Can You Hear Me Now?
by Pop Shield
If there’s one radio guest that you don’t want to have to try to engage in a lengthy technical discussion from the other end of an ISDN circuit five thousand miles away it’s probably the diminutive top-heavy country song writing legend Molly Carton. But that’s another story.
And if there’s a man on this planet who you would least rather have an “is your radio turned off / is your phone fully charged / how many bars of signal do you have / are you off hands-free / are you parked in a safe place with the windows wound up?” kind of conversation with its chirpy Liverpudlian Sir Pete McCarthy from 60’s pop phenomenon The Bugs who’s in the middle of the school run and a bit stressed as he’s about to go and catch an aeroplane.

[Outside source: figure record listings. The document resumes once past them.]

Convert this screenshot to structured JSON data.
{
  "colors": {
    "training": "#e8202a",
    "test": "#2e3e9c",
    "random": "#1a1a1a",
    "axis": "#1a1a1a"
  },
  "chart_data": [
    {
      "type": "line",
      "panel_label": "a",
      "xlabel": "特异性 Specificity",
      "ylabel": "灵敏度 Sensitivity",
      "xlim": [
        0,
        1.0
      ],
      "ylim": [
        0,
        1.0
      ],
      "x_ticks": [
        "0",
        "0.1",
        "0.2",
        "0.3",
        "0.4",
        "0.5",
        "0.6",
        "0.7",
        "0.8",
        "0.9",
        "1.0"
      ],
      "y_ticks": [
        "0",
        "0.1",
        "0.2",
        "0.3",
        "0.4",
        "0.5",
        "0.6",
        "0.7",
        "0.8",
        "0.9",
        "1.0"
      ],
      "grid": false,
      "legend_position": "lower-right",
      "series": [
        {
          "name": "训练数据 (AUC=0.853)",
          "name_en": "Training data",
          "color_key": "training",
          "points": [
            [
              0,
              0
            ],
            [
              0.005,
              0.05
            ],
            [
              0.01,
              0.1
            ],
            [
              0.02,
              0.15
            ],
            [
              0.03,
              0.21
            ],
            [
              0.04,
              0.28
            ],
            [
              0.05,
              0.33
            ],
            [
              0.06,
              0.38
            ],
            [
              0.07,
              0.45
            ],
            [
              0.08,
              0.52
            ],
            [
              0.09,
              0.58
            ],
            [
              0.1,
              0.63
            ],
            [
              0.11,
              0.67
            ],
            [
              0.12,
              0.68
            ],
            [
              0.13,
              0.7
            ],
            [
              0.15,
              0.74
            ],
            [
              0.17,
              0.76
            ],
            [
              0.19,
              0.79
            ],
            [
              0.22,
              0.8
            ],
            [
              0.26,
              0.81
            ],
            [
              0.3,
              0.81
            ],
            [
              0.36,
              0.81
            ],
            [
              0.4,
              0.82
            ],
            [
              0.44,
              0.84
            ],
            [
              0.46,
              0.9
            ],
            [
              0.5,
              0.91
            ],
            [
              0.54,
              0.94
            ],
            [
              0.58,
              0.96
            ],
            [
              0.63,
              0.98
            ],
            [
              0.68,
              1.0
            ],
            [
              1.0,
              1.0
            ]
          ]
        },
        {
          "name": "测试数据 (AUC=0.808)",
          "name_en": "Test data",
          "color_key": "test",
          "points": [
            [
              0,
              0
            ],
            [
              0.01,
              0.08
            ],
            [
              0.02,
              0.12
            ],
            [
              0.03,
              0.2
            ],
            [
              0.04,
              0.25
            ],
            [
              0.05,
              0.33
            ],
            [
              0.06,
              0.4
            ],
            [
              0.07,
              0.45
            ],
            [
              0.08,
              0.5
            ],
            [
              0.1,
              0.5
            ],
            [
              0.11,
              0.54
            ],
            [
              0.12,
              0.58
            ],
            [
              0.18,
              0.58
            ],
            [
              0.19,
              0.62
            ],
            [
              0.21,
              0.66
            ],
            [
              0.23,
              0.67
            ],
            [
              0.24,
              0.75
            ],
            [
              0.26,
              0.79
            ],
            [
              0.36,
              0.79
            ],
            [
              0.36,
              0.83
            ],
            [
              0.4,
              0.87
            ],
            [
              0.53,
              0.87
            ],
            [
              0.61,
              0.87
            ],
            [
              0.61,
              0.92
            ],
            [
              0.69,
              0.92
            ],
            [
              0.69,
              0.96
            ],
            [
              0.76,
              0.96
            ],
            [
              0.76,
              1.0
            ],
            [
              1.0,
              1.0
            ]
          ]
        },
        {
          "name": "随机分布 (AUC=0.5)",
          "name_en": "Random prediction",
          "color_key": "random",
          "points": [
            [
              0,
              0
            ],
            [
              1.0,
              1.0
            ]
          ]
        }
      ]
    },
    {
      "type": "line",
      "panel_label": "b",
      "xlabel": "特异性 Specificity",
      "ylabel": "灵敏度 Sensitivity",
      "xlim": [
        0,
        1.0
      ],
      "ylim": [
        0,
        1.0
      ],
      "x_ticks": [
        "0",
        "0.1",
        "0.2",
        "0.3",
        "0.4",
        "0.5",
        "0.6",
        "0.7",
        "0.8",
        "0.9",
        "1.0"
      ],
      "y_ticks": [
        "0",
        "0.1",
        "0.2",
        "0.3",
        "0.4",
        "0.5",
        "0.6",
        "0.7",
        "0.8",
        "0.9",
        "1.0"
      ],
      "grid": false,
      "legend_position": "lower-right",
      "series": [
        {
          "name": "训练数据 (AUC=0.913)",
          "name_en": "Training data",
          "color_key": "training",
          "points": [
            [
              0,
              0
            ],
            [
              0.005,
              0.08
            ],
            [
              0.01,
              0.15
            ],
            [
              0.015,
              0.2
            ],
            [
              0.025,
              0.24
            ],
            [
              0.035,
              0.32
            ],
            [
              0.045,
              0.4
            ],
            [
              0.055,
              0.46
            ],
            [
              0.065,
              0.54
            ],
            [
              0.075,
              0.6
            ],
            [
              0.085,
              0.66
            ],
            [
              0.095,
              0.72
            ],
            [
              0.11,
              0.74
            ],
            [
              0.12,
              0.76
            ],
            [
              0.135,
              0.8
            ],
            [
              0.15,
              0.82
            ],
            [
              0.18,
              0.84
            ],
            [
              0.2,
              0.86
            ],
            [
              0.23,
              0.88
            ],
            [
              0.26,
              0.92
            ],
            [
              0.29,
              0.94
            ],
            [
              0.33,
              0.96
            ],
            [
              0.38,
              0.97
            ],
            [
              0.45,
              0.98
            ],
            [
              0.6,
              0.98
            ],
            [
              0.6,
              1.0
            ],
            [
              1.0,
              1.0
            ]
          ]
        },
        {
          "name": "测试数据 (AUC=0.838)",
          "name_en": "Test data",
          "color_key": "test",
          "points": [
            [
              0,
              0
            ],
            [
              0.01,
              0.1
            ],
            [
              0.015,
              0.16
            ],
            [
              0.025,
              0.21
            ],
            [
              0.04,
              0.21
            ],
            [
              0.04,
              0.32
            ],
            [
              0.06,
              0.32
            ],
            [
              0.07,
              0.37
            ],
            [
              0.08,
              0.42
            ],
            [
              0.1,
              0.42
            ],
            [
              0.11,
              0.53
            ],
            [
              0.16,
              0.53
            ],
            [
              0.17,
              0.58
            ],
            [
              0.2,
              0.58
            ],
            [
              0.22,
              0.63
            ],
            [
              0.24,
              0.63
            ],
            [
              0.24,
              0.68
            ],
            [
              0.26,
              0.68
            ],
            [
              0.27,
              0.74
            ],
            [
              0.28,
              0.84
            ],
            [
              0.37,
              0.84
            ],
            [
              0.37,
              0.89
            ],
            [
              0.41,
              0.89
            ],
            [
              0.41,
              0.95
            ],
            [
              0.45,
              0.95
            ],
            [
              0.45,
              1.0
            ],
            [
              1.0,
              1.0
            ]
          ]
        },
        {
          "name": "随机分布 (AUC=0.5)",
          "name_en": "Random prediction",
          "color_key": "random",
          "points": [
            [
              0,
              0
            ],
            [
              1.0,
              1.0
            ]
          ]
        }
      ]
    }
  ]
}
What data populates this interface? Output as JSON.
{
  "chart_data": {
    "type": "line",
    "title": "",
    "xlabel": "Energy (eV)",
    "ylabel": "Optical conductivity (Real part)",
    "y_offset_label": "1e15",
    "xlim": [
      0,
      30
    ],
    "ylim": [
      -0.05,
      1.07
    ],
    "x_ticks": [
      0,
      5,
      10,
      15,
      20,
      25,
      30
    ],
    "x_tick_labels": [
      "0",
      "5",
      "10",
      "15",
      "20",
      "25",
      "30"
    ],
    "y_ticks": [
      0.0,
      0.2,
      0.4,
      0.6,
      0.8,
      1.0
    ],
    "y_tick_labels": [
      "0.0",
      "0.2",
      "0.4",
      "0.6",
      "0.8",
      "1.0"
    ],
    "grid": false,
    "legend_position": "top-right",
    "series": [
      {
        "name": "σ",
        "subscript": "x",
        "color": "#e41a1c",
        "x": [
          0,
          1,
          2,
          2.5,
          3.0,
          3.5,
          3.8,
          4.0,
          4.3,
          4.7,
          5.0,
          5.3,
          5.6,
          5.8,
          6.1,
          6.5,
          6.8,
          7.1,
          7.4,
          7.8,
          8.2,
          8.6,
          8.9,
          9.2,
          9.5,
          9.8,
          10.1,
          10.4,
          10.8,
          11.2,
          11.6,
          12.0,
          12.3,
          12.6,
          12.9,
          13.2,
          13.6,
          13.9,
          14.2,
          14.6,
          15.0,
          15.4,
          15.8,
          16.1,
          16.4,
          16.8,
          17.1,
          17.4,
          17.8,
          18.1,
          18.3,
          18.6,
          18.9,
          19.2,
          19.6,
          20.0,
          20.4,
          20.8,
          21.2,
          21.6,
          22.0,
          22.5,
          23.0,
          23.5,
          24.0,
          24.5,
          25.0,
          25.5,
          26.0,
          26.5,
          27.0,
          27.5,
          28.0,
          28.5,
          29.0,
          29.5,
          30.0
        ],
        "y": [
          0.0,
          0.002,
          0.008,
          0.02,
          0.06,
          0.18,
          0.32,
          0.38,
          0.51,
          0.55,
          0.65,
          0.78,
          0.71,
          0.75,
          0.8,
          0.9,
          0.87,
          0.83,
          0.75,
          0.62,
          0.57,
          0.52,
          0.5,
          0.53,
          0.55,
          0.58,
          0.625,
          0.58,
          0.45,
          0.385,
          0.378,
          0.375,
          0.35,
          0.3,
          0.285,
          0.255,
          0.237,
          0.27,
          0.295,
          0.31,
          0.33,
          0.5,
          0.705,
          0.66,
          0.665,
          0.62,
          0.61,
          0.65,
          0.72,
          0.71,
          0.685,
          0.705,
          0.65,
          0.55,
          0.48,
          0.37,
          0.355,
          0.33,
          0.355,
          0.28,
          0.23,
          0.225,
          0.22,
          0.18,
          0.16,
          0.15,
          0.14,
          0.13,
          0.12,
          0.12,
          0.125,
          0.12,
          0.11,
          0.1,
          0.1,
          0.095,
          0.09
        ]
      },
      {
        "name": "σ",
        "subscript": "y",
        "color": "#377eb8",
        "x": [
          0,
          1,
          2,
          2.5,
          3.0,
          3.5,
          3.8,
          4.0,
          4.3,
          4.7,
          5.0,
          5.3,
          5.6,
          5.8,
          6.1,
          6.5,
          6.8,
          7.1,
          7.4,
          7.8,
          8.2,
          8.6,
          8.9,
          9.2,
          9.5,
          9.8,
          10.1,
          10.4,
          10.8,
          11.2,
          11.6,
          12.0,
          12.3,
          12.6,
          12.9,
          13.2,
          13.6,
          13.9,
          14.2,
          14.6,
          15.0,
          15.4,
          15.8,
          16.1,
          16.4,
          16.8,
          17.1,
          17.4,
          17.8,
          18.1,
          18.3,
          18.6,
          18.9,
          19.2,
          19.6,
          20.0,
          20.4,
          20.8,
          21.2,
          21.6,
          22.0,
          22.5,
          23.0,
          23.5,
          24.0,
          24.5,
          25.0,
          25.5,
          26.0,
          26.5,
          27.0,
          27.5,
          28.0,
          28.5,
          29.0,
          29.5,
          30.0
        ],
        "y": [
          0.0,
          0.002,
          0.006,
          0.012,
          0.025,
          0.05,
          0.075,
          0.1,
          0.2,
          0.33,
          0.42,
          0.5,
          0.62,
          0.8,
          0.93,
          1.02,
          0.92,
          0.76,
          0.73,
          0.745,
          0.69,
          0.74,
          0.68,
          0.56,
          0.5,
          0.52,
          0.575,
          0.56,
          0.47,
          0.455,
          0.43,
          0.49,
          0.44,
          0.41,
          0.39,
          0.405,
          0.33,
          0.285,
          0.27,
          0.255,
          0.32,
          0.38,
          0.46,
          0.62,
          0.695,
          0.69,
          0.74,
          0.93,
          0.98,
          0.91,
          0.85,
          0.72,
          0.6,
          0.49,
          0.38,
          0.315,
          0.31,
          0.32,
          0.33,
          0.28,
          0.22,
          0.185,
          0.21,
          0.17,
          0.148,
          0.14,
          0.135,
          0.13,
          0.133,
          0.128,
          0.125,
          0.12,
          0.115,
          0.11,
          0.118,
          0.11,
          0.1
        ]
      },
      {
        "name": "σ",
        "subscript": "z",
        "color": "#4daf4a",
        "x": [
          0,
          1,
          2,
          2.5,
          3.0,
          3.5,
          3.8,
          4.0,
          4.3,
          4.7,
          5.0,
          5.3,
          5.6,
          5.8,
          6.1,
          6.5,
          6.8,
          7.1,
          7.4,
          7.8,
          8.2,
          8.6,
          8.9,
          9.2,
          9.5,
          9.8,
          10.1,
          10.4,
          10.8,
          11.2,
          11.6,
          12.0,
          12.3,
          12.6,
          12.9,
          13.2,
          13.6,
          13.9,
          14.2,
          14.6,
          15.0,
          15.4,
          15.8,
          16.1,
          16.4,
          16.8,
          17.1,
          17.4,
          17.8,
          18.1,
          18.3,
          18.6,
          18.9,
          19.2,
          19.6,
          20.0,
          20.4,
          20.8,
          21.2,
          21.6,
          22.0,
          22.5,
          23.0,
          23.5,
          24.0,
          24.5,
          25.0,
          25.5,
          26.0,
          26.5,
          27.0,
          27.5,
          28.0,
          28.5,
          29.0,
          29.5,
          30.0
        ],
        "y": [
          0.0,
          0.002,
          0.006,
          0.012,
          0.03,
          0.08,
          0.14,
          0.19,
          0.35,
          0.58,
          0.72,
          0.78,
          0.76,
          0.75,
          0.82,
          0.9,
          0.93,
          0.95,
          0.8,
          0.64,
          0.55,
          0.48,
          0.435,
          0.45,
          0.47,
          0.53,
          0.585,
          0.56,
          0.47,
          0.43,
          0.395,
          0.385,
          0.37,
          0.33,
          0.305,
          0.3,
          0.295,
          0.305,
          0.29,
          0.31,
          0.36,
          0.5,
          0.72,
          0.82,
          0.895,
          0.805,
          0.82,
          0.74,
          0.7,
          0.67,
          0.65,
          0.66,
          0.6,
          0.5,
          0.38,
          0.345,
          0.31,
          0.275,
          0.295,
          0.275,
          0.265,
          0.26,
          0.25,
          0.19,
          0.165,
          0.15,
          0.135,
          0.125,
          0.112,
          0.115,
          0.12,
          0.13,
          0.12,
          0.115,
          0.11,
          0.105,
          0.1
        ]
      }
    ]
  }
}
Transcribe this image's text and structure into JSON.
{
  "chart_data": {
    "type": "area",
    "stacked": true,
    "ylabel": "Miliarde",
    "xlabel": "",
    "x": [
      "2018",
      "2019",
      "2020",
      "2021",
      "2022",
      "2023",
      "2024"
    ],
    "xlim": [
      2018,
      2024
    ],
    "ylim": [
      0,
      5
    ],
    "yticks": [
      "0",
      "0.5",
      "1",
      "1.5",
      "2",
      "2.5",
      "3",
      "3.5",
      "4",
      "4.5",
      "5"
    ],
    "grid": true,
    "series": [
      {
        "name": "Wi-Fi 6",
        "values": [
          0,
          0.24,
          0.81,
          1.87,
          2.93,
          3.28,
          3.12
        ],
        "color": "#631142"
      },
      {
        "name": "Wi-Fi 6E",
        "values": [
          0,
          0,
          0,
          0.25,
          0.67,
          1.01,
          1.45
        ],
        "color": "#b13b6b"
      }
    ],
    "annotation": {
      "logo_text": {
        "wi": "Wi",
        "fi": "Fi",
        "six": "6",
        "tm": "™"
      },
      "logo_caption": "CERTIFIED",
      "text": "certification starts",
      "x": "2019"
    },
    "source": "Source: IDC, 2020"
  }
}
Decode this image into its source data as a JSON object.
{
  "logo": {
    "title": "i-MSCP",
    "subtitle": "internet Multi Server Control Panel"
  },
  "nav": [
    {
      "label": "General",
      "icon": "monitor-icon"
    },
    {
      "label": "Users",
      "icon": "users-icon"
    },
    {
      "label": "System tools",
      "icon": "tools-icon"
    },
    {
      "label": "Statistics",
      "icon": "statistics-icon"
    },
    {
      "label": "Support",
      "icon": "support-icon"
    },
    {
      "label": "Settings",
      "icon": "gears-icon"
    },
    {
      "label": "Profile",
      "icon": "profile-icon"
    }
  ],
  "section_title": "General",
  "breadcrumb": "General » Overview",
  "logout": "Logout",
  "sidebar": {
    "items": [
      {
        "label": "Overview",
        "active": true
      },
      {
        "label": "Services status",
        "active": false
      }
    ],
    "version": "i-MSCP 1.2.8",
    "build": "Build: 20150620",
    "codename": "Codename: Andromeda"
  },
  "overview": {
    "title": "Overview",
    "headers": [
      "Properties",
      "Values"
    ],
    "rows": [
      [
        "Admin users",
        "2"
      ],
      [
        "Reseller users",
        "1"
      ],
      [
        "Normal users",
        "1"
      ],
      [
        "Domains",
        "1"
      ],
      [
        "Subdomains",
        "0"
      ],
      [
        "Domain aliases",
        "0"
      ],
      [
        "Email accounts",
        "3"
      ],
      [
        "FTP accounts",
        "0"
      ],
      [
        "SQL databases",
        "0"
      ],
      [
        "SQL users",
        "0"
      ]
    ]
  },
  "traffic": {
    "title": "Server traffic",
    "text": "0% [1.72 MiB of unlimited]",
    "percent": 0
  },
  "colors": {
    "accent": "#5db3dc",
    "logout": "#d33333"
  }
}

It’s the morning show on Nations Favourite Radio and Sir Pete is expected to break normal protocol (a right reserved by the extra famous) by calling in on one of the control room telephones. Unbeknownst to the host of the show, it will be a surprise interview to promote his new record. There are two minutes to go until Sir Pete is due on air and the watched phone sits there all silently. Tom’s on tenterhooks, we are collectively willing time to slow down. Oh, and as if that’s not enough pressure, the Deputy Head of The Corporation is sat watching. Mr Tickle has scheduled an extra-long seventies track to eke out the time but still no sign of McCar. There’s a standby guest ready to go. Tick tick. Record ends. Long chat with the sports guy, good, good, and then…here comes the interview, oh damn, fade the backup girl up.
Soon after the replacement interview gets on air the telephone in question shrilly bursts into life. Tom answers, has a brief chat and then says, “Sir Pete on TBU2”. I divert the call to the mixing desk, hit the pre-fade to check the line. And what do you know, it’s a bad one! Ffzz Ffzz Zpp. Och. Here goes. “Hello, Pete, it’s the engineer here.” “Oh Hi. Ab dib bup hep sczscz.” Pants. “Pete, your line appears to be a little noisy. Are you hearing the program ok?“. This time the reply comes back audible. “Yes, thank you, all sounding good to me”. Hallelujah. “And you’re sounding loud and clear to us now too, please stay on the line we’ll be with you any moment”. Cue Top Cat. “Now guess who’s just phoned in! It’s Sir Pete McCarthy! Hello Pete, are you there?”
No choice but fade it up and hold my breath. It’s not so easy to try and operate machinery whilst crossing your fingers. Thankfully it sounds fine, and it’s getting better all the time.